Die Dienstleister haben hierfür eigens KI-Systeme entwickelt oder entwickeln lassen, um ihre Leistungen gegenüber den Kunden (Banken, Versicherern etc.) anbieten zu können. Einzig der Dienstleister selbst nutzt also zur Leistungserbringung das hierfür konzipierte KI-System. Eine Nutzung durch die Kunden findet gerade nicht statt, eben weil sie zur Effizienzsteigerung diese Leistung an den Dienstleister ausgegliedert haben.
Datenschutzrechtliche und regulatorische Rollenverteilung
In dieser Konstellation würde man vermutlich von den folgenden Rollen ausgehen, wobei man im ersten Schritt zwischen der datenschutzrechtlichen Rolle und der Rolle nach der KI-VO unterscheiden würde:
- Kunde: der Kunde ist in aller Regel datenschutzrechtlich Verantwortlicher, weil die Verarbeitung der Kundendaten im Auftrag des Kunden erfolgt [je nach Ausgestalltung kann jedenfalls bei der Bonitätsprüfung auch eine gemeinsame Verantwortung vorliegen]. Zwischen den Parteien wird eine Vereinbarung nach Art. 28 DSGVO getroffen, wonach der Dienstleister die Kundendaten nur auf Basis der Weisungen des Kunden verarbeitet. Eine Rolle nach der KI-VO scheint für den Kunden hier fernliegend, weil dieser keinen Zugriff auf das eingesetzte KI-System hat.

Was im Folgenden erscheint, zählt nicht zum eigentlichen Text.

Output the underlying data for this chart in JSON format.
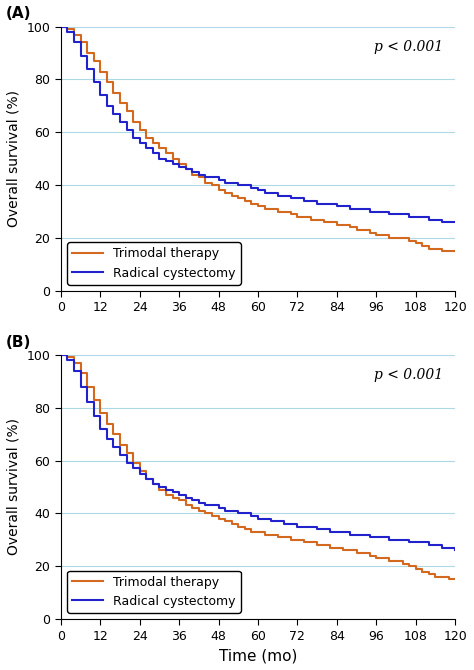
{
  "panel_A": {
    "label": "(A)",
    "p_value": "p < 0.001",
    "trimodal": {
      "x": [
        0,
        2,
        4,
        6,
        8,
        10,
        12,
        14,
        16,
        18,
        20,
        22,
        24,
        26,
        28,
        30,
        32,
        34,
        36,
        38,
        40,
        42,
        44,
        46,
        48,
        50,
        52,
        54,
        56,
        58,
        60,
        62,
        64,
        66,
        68,
        70,
        72,
        74,
        76,
        78,
        80,
        82,
        84,
        86,
        88,
        90,
        92,
        94,
        96,
        98,
        100,
        102,
        104,
        106,
        108,
        110,
        112,
        114,
        116,
        118,
        120
      ],
      "y": [
        100,
        99,
        97,
        94,
        90,
        87,
        83,
        79,
        75,
        71,
        68,
        64,
        61,
        58,
        56,
        54,
        52,
        50,
        48,
        46,
        44,
        43,
        41,
        40,
        38,
        37,
        36,
        35,
        34,
        33,
        32,
        31,
        31,
        30,
        30,
        29,
        28,
        28,
        27,
        27,
        26,
        26,
        25,
        25,
        24,
        23,
        23,
        22,
        21,
        21,
        20,
        20,
        20,
        19,
        18,
        17,
        16,
        16,
        15,
        15,
        15
      ]
    },
    "radical": {
      "x": [
        0,
        2,
        4,
        6,
        8,
        10,
        12,
        14,
        16,
        18,
        20,
        22,
        24,
        26,
        28,
        30,
        32,
        34,
        36,
        38,
        40,
        42,
        44,
        46,
        48,
        50,
        52,
        54,
        56,
        58,
        60,
        62,
        64,
        66,
        68,
        70,
        72,
        74,
        76,
        78,
        80,
        82,
        84,
        86,
        88,
        90,
        92,
        94,
        96,
        98,
        100,
        102,
        104,
        106,
        108,
        110,
        112,
        114,
        116,
        118,
        120
      ],
      "y": [
        100,
        98,
        94,
        89,
        84,
        79,
        74,
        70,
        67,
        64,
        61,
        58,
        56,
        54,
        52,
        50,
        49,
        48,
        47,
        46,
        45,
        44,
        43,
        43,
        42,
        41,
        41,
        40,
        40,
        39,
        38,
        37,
        37,
        36,
        36,
        35,
        35,
        34,
        34,
        33,
        33,
        33,
        32,
        32,
        31,
        31,
        31,
        30,
        30,
        30,
        29,
        29,
        29,
        28,
        28,
        28,
        27,
        27,
        26,
        26,
        26
      ]
    }
  },
  "panel_B": {
    "label": "(B)",
    "p_value": "p < 0.001",
    "trimodal": {
      "x": [
        0,
        2,
        4,
        6,
        8,
        10,
        12,
        14,
        16,
        18,
        20,
        22,
        24,
        26,
        28,
        30,
        32,
        34,
        36,
        38,
        40,
        42,
        44,
        46,
        48,
        50,
        52,
        54,
        56,
        58,
        60,
        62,
        64,
        66,
        68,
        70,
        72,
        74,
        76,
        78,
        80,
        82,
        84,
        86,
        88,
        90,
        92,
        94,
        96,
        98,
        100,
        102,
        104,
        106,
        108,
        110,
        112,
        114,
        116,
        118,
        120
      ],
      "y": [
        100,
        99,
        97,
        93,
        88,
        83,
        78,
        74,
        70,
        66,
        63,
        59,
        56,
        53,
        51,
        49,
        47,
        46,
        45,
        43,
        42,
        41,
        40,
        39,
        38,
        37,
        36,
        35,
        34,
        33,
        33,
        32,
        32,
        31,
        31,
        30,
        30,
        29,
        29,
        28,
        28,
        27,
        27,
        26,
        26,
        25,
        25,
        24,
        23,
        23,
        22,
        22,
        21,
        20,
        19,
        18,
        17,
        16,
        16,
        15,
        15
      ]
    },
    "radical": {
      "x": [
        0,
        2,
        4,
        6,
        8,
        10,
        12,
        14,
        16,
        18,
        20,
        22,
        24,
        26,
        28,
        30,
        32,
        34,
        36,
        38,
        40,
        42,
        44,
        46,
        48,
        50,
        52,
        54,
        56,
        58,
        60,
        62,
        64,
        66,
        68,
        70,
        72,
        74,
        76,
        78,
        80,
        82,
        84,
        86,
        88,
        90,
        92,
        94,
        96,
        98,
        100,
        102,
        104,
        106,
        108,
        110,
        112,
        114,
        116,
        118,
        120
      ],
      "y": [
        100,
        98,
        94,
        88,
        82,
        77,
        72,
        68,
        65,
        62,
        59,
        57,
        55,
        53,
        51,
        50,
        49,
        48,
        47,
        46,
        45,
        44,
        43,
        43,
        42,
        41,
        41,
        40,
        40,
        39,
        38,
        38,
        37,
        37,
        36,
        36,
        35,
        35,
        35,
        34,
        34,
        33,
        33,
        33,
        32,
        32,
        32,
        31,
        31,
        31,
        30,
        30,
        30,
        29,
        29,
        29,
        28,
        28,
        27,
        27,
        26
      ]
    }
  },
  "trimodal_color": "#D2691E",
  "radical_color": "#2222CC",
  "ylabel": "Overall survival (%)",
  "xlabel": "Time (mo)",
  "xlim": [
    0,
    120
  ],
  "ylim": [
    0,
    100
  ],
  "xticks": [
    0,
    12,
    24,
    36,
    48,
    60,
    72,
    84,
    96,
    108,
    120
  ],
  "yticks": [
    0,
    20,
    40,
    60,
    80,
    100
  ],
  "grid_color": "#ADD8E6",
  "legend_labels": [
    "Trimodal therapy",
    "Radical cystectomy"
  ],
  "trimodal_label": "Trimodal therapy",
  "radical_label": "Radical cystectomy",
  "background_color": "#ffffff",
  "line_width": 1.5
}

Vielmehr ist der Kunde am langen Ende lediglich der Verwender des Ergebnisses.
- Dienstleister: der Dienstleister ist konsequenterweise in datenschutzrechtlicher Hinsicht Auftragsverarbeiter, weil die Verarbeitung der Kundendaten letztlich im Auftrag des Kunden erfolgt (unterstellt, das Trainieren der eigenen KI ist vom Verantwortlichen untersagt). Ob der Dienstleister womöglich Anbieter des KI-Systems ist, ist für die vorliegende Betrachtung weniger relevant, denn jedenfalls dürfte er in dieser Konstellation als Betreiber anzusehen sein.

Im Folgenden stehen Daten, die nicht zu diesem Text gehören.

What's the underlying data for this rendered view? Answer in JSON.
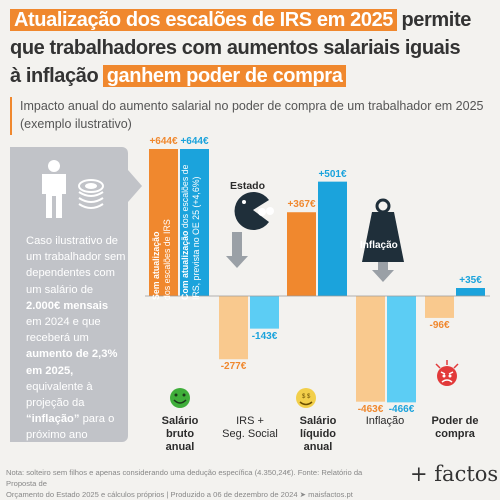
{
  "title": {
    "line1_highlight": "Atualização dos escalões de IRS em 2025",
    "line1_rest": "permite",
    "line2": "que trabalhadores com aumentos salariais iguais",
    "line3_start": "à inflação",
    "line3_highlight": "ganhem poder de compra"
  },
  "subtitle": "Impacto anual do aumento salarial no poder de compra de um trabalhador em 2025 (exemplo ilustrativo)",
  "panel": {
    "t1": "Caso ilustrativo de um trabalhador sem dependentes com um salário de ",
    "b1": "2.000€ mensais",
    "t2": " em 2024 e que receberá um ",
    "b2": "aumento de 2,3% em 2025,",
    "t3": " equivalente à projeção da ",
    "b3": "“inflação”",
    "t4": " para o próximo ano"
  },
  "icon_labels": {
    "estado": "Estado",
    "inflacao": "Inflação"
  },
  "chart_data": {
    "type": "bar",
    "categories": [
      "Salário bruto anual",
      "IRS + Seg. Social",
      "Salário líquido anual",
      "Inflação",
      "Poder de compra"
    ],
    "series": [
      {
        "name": "Sem atualização dos escalões de IRS",
        "values": [
          644,
          -277,
          367,
          -463,
          -96
        ],
        "labels": [
          "+644€",
          "-277€",
          "+367€",
          "-463€",
          "-96€"
        ]
      },
      {
        "name": "Com atualização dos escalões de IRS, prevista no OE 25 (+4,6%)",
        "values": [
          644,
          -143,
          501,
          -466,
          35
        ],
        "labels": [
          "+644€",
          "-143€",
          "+501€",
          "-466€",
          "+35€"
        ]
      }
    ],
    "bar_legend": [
      {
        "bold": "Sem atualização",
        "rest": "dos escalões de IRS"
      },
      {
        "bold": "Com atualização",
        "rest": "dos escalões de IRS, prevista no OE 25 (+4,6%)"
      }
    ],
    "colors": {
      "sem_positive": "#f0882e",
      "sem_negative": "#f9c98e",
      "com_positive": "#1ba3dc",
      "com_negative": "#5ccdf4"
    }
  },
  "categories_display": [
    {
      "l1": "Salário",
      "l2": "bruto",
      "l3": "anual",
      "bold": true
    },
    {
      "l1": "IRS +",
      "l2": "Seg. Social",
      "l3": "",
      "bold": false
    },
    {
      "l1": "Salário",
      "l2": "líquido",
      "l3": "anual",
      "bold": true
    },
    {
      "l1": "Inflação",
      "l2": "",
      "l3": "",
      "bold": false
    },
    {
      "l1": "Poder de",
      "l2": "compra",
      "l3": "",
      "bold": true
    }
  ],
  "footer": {
    "line1": "Nota: solteiro sem filhos e apenas considerando uma dedução específica (4.350,24€). Fonte: Relatório da Proposta de",
    "line2": "Orçamento do Estado 2025 e cálculos próprios  |  Produzido a 06 de dezembro de 2024 ➤ maisfactos.pt"
  },
  "brand": "+ factos"
}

Unklare Abgrenzung durch die Aufsicht
Aber diese vordergründig naheliegende Rollenverteilung kommt durch verschiedene Verlautbarungen in der Literatur ins Wanken. So schreibt beispielsweise das Bayerische Landesamt für Datenschutzaufsicht (BayLDA) zur Rollenverteilung:
„KI-Betreiber: Einsatz von KI-Systemen zu eigenen Zwecken. Dies führt i.d.R. zu einer eigenen Verantwortlichkeit entsprechend Art. 24 DS-GVO.“
Wie ist allerdings die hier zu betrachtende Konstellation zu werten, in der der Dienstleister das KI-System hauptsächlich auch für fremde Zwecke, nämlich die Durchführung von Kreditwürdigkeits- oder Schadensprüfungen der eigenen Kunden einsetzt? Soll der Betreiber dann weiterhin in eigener Verantwortung agieren, obwohl die Erledigung der Aufgabe im Auftrag des Kunden erfolgt? Oder sind Dienstleister und Kunde gemeinsam für die Verarbeitung verantwortlich? Die hier vorliegende Konstellation sieht das FAQ des BayLDA offenbar nicht vor. Die Orientierungshilfe „Künstliche Intelligenz und Datenschutz“ der DSK bietet für die vorliegende Konstellation keinen weiteren Mehrwert.
Wie beantwortet die Fachliteratur diese Frage?
Auch die ersten Literaturstimmen in der Kommentierung der KI-VO sind nicht so ein-eindeutig, wie die oben skizzierte Rollenverteilung vermuten lässt.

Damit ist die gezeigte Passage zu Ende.